Meus pais, desde o acidente passaram a me tratar como seu bebê novamente, atendiam todos os meus pedidos. Por isso, os convenci de que estaria mais feliz longe de tudo aquilo e eles querendo me proteger acabaram concordando. Eu sabia que apesar de ter sido um pedido meu, querendo fugir de tudo e acabar de uma vez com todo tormento que estava vivendo, também encerrava com qualquer mínima rotina de normalidade que eu pudesse ter. E foi assim que meus dias e noites se tornaram todos iguais. Ninguém foi até a minha casa perguntar por mim ou conversar comigo. Imagino que sentiram até alívio já que não teriam mais mudanças ou chamadas na diretoria. Nina era a única que dia sim dia não, estava lá. Para os demais eu me tornei invisível e por isso, passei a observar tudo. Tinha muito tempo para pensar e criar histórias na minha cabeça sobre as pessoas que eu observava. E a chegada daquele menino lindo, me deixou animada como há muito tempo eu não sentia. Eu passei a observar toda a rotina dele como uma psicopata. Eu sabia que ele saia para correr de manhã, que seu nome era Jonas, sabia o horário que ele ia e voltava do colégio. Em pouco tempo fez até amigos, pois vi um dia em que ele saiu de tarde, uma caminhonete parou e ele entrou. Estava tão distraída olhando que nem percebi  quando Nina entrou no meu quarto:

- É o Jonas que você tá olhando?
- Aí que susto Nina! Não bate mais não?
- Eu bati, chamei, sua mãe gritou quando cheguei, mas parece que nada disso te tirou do transe, é claro que iria tomar susto mesmo.
- Eu não escutei
- E essa distração toda foi por causa do Jonas?

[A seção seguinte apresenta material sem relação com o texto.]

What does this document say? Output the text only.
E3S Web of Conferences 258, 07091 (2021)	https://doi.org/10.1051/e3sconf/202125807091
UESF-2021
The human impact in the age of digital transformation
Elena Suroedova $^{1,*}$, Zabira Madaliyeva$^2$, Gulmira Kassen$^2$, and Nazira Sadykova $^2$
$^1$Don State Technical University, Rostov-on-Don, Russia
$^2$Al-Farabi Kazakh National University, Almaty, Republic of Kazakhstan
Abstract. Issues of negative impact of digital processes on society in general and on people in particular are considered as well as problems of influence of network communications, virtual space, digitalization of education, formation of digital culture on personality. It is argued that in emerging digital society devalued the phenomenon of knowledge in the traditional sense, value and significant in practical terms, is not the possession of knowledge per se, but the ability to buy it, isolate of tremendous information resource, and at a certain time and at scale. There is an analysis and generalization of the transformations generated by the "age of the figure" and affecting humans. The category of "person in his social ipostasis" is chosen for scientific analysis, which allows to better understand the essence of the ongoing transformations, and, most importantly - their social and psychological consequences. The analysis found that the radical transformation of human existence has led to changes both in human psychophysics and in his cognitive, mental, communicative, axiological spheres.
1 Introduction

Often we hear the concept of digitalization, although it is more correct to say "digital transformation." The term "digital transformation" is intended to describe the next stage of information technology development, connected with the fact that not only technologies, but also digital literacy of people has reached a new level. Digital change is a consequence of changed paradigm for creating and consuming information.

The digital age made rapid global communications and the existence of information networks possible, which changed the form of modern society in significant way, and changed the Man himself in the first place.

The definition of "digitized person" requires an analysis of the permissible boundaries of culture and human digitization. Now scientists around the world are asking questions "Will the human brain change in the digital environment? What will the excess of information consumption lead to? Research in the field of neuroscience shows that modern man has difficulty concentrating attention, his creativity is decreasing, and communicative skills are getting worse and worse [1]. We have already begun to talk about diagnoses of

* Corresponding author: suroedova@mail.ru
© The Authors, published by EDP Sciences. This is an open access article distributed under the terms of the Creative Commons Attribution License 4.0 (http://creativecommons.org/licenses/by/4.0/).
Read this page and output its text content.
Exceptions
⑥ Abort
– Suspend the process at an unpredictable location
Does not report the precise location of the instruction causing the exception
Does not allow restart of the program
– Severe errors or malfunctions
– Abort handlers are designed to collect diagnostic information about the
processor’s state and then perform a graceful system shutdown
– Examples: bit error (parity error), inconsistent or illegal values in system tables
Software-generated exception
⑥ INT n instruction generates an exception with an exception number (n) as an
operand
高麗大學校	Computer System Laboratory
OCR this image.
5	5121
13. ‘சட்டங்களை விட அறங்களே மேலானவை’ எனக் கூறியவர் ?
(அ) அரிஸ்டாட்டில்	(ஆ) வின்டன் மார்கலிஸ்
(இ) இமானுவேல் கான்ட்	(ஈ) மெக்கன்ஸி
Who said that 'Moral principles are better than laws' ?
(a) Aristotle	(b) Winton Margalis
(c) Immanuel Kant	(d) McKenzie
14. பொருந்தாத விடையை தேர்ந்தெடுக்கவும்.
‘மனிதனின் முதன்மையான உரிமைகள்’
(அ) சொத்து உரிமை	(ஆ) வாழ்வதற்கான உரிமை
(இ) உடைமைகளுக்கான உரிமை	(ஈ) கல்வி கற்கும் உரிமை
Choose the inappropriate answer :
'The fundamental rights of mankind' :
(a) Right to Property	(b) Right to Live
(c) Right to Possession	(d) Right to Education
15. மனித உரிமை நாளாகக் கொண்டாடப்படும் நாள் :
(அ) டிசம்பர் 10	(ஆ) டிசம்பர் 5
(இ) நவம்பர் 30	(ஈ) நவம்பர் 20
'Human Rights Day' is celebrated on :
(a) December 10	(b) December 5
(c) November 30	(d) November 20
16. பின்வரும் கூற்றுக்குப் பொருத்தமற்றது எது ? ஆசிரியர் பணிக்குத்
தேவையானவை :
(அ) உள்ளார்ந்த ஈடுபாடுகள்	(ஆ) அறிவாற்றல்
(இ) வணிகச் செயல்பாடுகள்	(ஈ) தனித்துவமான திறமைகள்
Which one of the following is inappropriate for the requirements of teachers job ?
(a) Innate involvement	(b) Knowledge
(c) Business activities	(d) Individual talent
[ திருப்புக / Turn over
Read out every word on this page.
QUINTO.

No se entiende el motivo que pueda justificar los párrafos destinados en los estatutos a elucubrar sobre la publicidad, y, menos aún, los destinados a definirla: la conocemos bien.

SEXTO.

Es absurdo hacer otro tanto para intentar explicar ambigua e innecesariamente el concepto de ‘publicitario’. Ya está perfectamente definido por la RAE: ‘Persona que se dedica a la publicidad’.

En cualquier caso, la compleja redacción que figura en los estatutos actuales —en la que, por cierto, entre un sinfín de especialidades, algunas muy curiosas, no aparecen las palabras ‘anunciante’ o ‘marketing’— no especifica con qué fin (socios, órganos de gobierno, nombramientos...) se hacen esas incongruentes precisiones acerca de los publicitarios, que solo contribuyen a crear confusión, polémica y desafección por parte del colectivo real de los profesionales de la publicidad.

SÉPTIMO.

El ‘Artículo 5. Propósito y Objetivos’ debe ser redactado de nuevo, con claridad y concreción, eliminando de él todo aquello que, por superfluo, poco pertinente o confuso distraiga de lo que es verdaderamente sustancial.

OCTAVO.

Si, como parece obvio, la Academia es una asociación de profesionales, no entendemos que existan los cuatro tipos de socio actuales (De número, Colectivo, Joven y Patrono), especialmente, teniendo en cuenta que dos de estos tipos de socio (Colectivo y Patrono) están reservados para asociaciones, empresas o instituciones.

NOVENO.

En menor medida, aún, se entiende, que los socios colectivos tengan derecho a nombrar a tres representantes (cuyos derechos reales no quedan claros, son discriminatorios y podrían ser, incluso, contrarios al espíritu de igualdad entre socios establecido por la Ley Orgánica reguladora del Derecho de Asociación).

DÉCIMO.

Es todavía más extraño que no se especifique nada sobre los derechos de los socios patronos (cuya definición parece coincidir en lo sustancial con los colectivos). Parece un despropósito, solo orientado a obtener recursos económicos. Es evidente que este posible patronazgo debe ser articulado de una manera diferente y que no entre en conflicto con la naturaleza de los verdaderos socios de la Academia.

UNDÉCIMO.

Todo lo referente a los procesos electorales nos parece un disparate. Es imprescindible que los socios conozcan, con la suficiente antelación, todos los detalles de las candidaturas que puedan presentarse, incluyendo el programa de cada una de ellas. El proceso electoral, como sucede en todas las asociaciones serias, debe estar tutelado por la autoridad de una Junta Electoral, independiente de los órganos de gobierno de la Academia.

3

- Bom, ele é um vizinho novo, né? Uma fofoca a mais para eu observar já que não tenho muito o que fazer
- As pessoas gostaram dele no colégio, as meninas já estão em cima e os caras querendo fazer amizade
- Hum, bom pra ele né - tentei desconversar
Porque você não desce e vai fazer amizade com ele?
- Ele parece do tipo popular, não tô interessada em mais um olhar de “coitadinha” da menina na cadeira de rodas. E além disso, para ser invisível lá embaixo, eu prefiro ser daqui de cima que a vista é melhor.
- Luiza, você não sabe se será assim. Está julgando o rapaz antes mesmo de conhecer.
- Eu já conheci tipos iguais a ele no colégio, esqueceu? E recebi olhares que não quero receber mais. E olha que eram pessoas que me conheciam a vida toda. Imagina esse que nem me conhecia quando eu podia andar.
- Tudo bem, eu não vou insistir. O que quer fazer hoje?
- Caminhar no parque - Nina abaixou a cabeça e eu me arrependi do que disse.
- Desculpa, eu acho que estou de mau humor, se importa em conversarmos depois?
- Tudo bem, eu vou embora. Se precisar de mim pode me ligar ou mandar mensagem.

Ela foi embora e eu fiquei me sentindo triste. Desde o acidente, apesar de todos terem virado as costas para mim, de saber que a minha vida nunca mais seria a mesma e que meu futuro jamais será o que eu sonhei, eu sempre fui resiliente, ninguém tinha culpa e por isso, ninguém merecia raiva. O único pedido que fiz foi sair da escola, fora isso, não me revoltei e não fiquei deprimida. Aprendi tudo que era necessário para me locomover em casa, agi de forma prática a nova realidade que eu teria. Não tinha opção, era aprender a viver na minha nova condição ou depender cada vez mais de ajuda. Nada faria a situação mudar. Isso era algo inusitado para uma adolescente, diziam os médicos.
Porém, essa semana me senti de mau humor e até com raiva. Mas afinal eu era uma adolescente e como qualquer menina da minha idade, eu tinha meus dias ruins.